Шрифт:
Интервал:
Закладка:
...Получилось так, что на предыдущей строке мне пришлось оборвать письмо... А обратно пришел пешком по девственному этому лесу, вдоль телефонного провода, который был моей путеводною нитью. И вот - через два дня - продолжаю письмо. Машинка утверждена на пне, сам я сижу на другом. Дождя пока нет, и надо пользоваться теплым вечерком.
Так вот, Вера Казимировна, - живу в лесах, езжу и хожу по частям, собираю материалы, делаю записи впрок - для будущего романа, и все, что по моему разумению может пригодиться для ТАССа, - оному.

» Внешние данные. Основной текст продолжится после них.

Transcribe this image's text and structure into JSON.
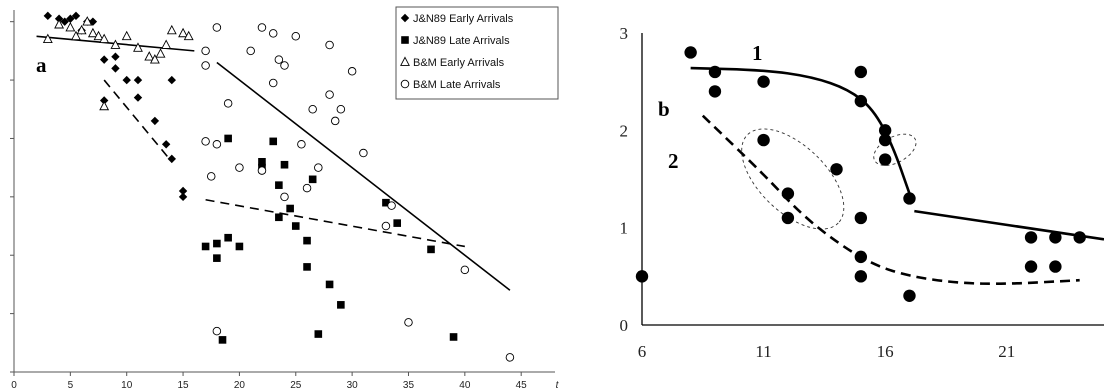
{
  "chart_data": [
    {
      "type": "scatter",
      "panel_label": "a",
      "xlim": [
        0,
        48
      ],
      "ylim": [
        0,
        6.2
      ],
      "x_ticks": [
        "0",
        "5",
        "10",
        "15",
        "20",
        "25",
        "30",
        "35",
        "40",
        "45"
      ],
      "x_end_label": "t",
      "legend_position": "top-right",
      "series": [
        {
          "name": "J&N89 Early Arrivals",
          "marker": "diamond-filled",
          "points": [
            [
              3,
              6.1
            ],
            [
              4,
              6.05
            ],
            [
              4.5,
              6.0
            ],
            [
              5,
              6.05
            ],
            [
              5.5,
              6.1
            ],
            [
              6,
              5.85
            ],
            [
              6.5,
              6.0
            ],
            [
              7,
              6.0
            ],
            [
              8,
              5.35
            ],
            [
              8,
              4.65
            ],
            [
              9,
              5.4
            ],
            [
              9,
              5.2
            ],
            [
              10,
              5.0
            ],
            [
              11,
              5.0
            ],
            [
              11,
              4.7
            ],
            [
              12.5,
              4.3
            ],
            [
              13.5,
              3.9
            ],
            [
              14,
              5.0
            ],
            [
              14,
              3.65
            ],
            [
              15,
              3.1
            ],
            [
              15,
              3.0
            ]
          ]
        },
        {
          "name": "J&N89 Late Arrivals",
          "marker": "square-filled",
          "points": [
            [
              17,
              2.15
            ],
            [
              18,
              2.2
            ],
            [
              18,
              1.95
            ],
            [
              18.5,
              0.55
            ],
            [
              19,
              2.3
            ],
            [
              19,
              4.0
            ],
            [
              20,
              2.15
            ],
            [
              22,
              3.6
            ],
            [
              22,
              3.5
            ],
            [
              23,
              3.95
            ],
            [
              23.5,
              3.2
            ],
            [
              23.5,
              2.65
            ],
            [
              24,
              3.55
            ],
            [
              24.5,
              2.8
            ],
            [
              25,
              2.5
            ],
            [
              26,
              1.8
            ],
            [
              26,
              2.25
            ],
            [
              26.5,
              3.3
            ],
            [
              27,
              0.65
            ],
            [
              28,
              1.5
            ],
            [
              29,
              1.15
            ],
            [
              33,
              2.9
            ],
            [
              34,
              2.55
            ],
            [
              37,
              2.1
            ],
            [
              39,
              0.6
            ]
          ]
        },
        {
          "name": "B&M Early Arrivals",
          "marker": "triangle-open",
          "points": [
            [
              3,
              5.7
            ],
            [
              4,
              5.95
            ],
            [
              5,
              5.9
            ],
            [
              5.5,
              5.75
            ],
            [
              6,
              5.85
            ],
            [
              6.5,
              6.0
            ],
            [
              7,
              5.8
            ],
            [
              7.5,
              5.75
            ],
            [
              8,
              4.55
            ],
            [
              8,
              5.7
            ],
            [
              9,
              5.6
            ],
            [
              10,
              5.75
            ],
            [
              11,
              5.55
            ],
            [
              12,
              5.4
            ],
            [
              12.5,
              5.35
            ],
            [
              13,
              5.45
            ],
            [
              13.5,
              5.6
            ],
            [
              14,
              5.85
            ],
            [
              15,
              5.8
            ],
            [
              15.5,
              5.75
            ]
          ]
        },
        {
          "name": "B&M Late Arrivals",
          "marker": "circle-open",
          "points": [
            [
              17,
              5.25
            ],
            [
              17,
              5.5
            ],
            [
              17,
              3.95
            ],
            [
              17.5,
              3.35
            ],
            [
              18,
              3.9
            ],
            [
              18,
              5.9
            ],
            [
              18,
              0.7
            ],
            [
              19,
              4.6
            ],
            [
              20,
              3.5
            ],
            [
              21,
              5.5
            ],
            [
              22,
              5.9
            ],
            [
              22,
              3.45
            ],
            [
              23,
              5.8
            ],
            [
              23,
              4.95
            ],
            [
              23.5,
              5.35
            ],
            [
              24,
              5.25
            ],
            [
              24,
              3.0
            ],
            [
              25,
              5.75
            ],
            [
              25.5,
              3.9
            ],
            [
              26,
              3.15
            ],
            [
              26.5,
              4.5
            ],
            [
              27,
              3.5
            ],
            [
              28,
              5.6
            ],
            [
              28,
              4.75
            ],
            [
              28.5,
              4.3
            ],
            [
              29,
              4.5
            ],
            [
              30,
              5.15
            ],
            [
              31,
              3.75
            ],
            [
              33,
              2.5
            ],
            [
              33.5,
              2.85
            ],
            [
              35,
              0.85
            ],
            [
              40,
              1.75
            ],
            [
              44,
              0.25
            ]
          ]
        }
      ],
      "trend_lines": [
        {
          "style": "solid",
          "points": [
            [
              2,
              5.75
            ],
            [
              16,
              5.5
            ]
          ]
        },
        {
          "style": "dashed",
          "points": [
            [
              8,
              5.0
            ],
            [
              14,
              3.6
            ]
          ]
        },
        {
          "style": "solid",
          "points": [
            [
              18,
              5.3
            ],
            [
              44,
              1.4
            ]
          ]
        },
        {
          "style": "dashed",
          "points": [
            [
              17,
              2.95
            ],
            [
              40,
              2.15
            ]
          ]
        }
      ]
    },
    {
      "type": "scatter",
      "panel_label": "b",
      "xlim": [
        6,
        25
      ],
      "ylim": [
        0,
        3
      ],
      "x_ticks": [
        6,
        11,
        16,
        21
      ],
      "y_ticks": [
        0,
        1,
        2,
        3
      ],
      "curve_labels": [
        "1",
        "2"
      ],
      "points": [
        [
          6,
          0.5
        ],
        [
          8,
          2.8
        ],
        [
          9,
          2.6
        ],
        [
          9,
          2.4
        ],
        [
          11,
          2.5
        ],
        [
          11,
          1.9
        ],
        [
          12,
          1.35
        ],
        [
          12,
          1.1
        ],
        [
          14,
          1.6
        ],
        [
          15,
          2.6
        ],
        [
          15,
          2.3
        ],
        [
          15,
          1.1
        ],
        [
          15,
          0.7
        ],
        [
          15,
          0.5
        ],
        [
          16,
          2.0
        ],
        [
          16,
          1.9
        ],
        [
          16,
          1.7
        ],
        [
          17,
          1.3
        ],
        [
          17,
          0.3
        ],
        [
          22,
          0.9
        ],
        [
          22,
          0.6
        ],
        [
          23,
          0.9
        ],
        [
          23,
          0.6
        ],
        [
          24,
          0.9
        ]
      ],
      "curves": [
        {
          "name": "1",
          "style": "solid",
          "points": [
            [
              8,
              2.64
            ],
            [
              11,
              2.62
            ],
            [
              13,
              2.55
            ],
            [
              14.5,
              2.42
            ],
            [
              15.5,
              2.22
            ],
            [
              16.3,
              1.85
            ],
            [
              17,
              1.35
            ]
          ]
        },
        {
          "name": "1",
          "style": "solid",
          "points": [
            [
              17.2,
              1.17
            ],
            [
              25,
              0.88
            ]
          ]
        },
        {
          "name": "2",
          "style": "dashed",
          "points": [
            [
              8.5,
              2.15
            ],
            [
              11,
              1.55
            ],
            [
              12.5,
              1.15
            ],
            [
              14,
              0.85
            ],
            [
              15.5,
              0.62
            ],
            [
              17,
              0.5
            ],
            [
              19,
              0.43
            ],
            [
              21,
              0.42
            ],
            [
              24,
              0.46
            ]
          ]
        }
      ],
      "ellipses": [
        {
          "cx": 12.2,
          "cy": 1.5,
          "rx": 4.2,
          "ry": 0.55,
          "rotate_deg": 44
        },
        {
          "cx": 16.4,
          "cy": 1.8,
          "rx": 0.85,
          "ry": 0.38,
          "rotate_deg": 62
        }
      ]
    }
  ]
}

Во всяком случае, все, что от меня зависит, - я делаю, и если не могу снабдить ТАСС большим количеством ярких боевых эпизодов, то только потому, что в настоящее время здесь их не происходит. Будут боевые дела - будет материал ТАССу, освещающий их... В политотделе работой моею довольны, - сужу об этом по публичному высказыванию начальника политотдела в речи на собрании 5 мая.
... Так или иначе, без дела я не сижу, и у меня найдется, о чем рассказать и написать, как только кольцо блокады, сжимающей Ленинград, будет прорвано и уничтожено.
Помимо всего, в свободное время исполняю кое-какую работу по местным заказам - и для здешней газеты, и для политотдела. Так, например, один из здешних политработников, Курчавов, написал интересную брошюру о понтонерах на Невской Дубровке - эту брошюру и редактировал. Курчавов написал ее интересно, и мне очень хочется помочь ему в издании его труда. Не откажите в любезности написать мне, можно ли рассчитывать на издание этой брошюры в Ленинграде? Есть несколько новых рассказов и у меня. Каковы сейчас возможности ленинградских издательств? Рассказы имеют прямое отношение к Ленинграду, и потому мне хотелось бы, чтоб и издавались они именно в Ленинграде.
У меня к Вам, Вера Казимировна, большая просьба. Из всего, что осталось у меня в Ленинграде, меня тревожит только судьба моих литературных архивов, рукописей, дневников моих путешествий. Основная часть этого осталась в квартире моего отца.
...Мне хотелось бы, если Союз писателей будет, в связи с постановлением Ленсовета от 17 мая, предпринимать какие-либо меры по охране имущества и квартир писателей, находящихся на фронте, чтобы в список подлежащих охране квартир была включена и эта, тем паче что и отец мой - дивинженер, доктор технических наук, профессор - находится в рядах Красного Флота, работая начальником кафедры в Высшем военно-морском строительном училище, и числится в долгосрочной командировке. Что же касается квартиры на канале, то там осталось немногое, - но есть все же немало книг и архивных бумаг. Кое-что есть и ценное... Очень просил бы Вас также принять меры к сохранению рукописи моего большого романа - "Второе лицо Луны", которая находилась в редакции "Звезды". Очень тревожусь о ней, особенно после смерти Кугеля, как бы не пропала. Два экземпляра этой рукописи уже погибли, а труд, как Вы знаете, немалый: отдал ему два с половиной года моей жизни.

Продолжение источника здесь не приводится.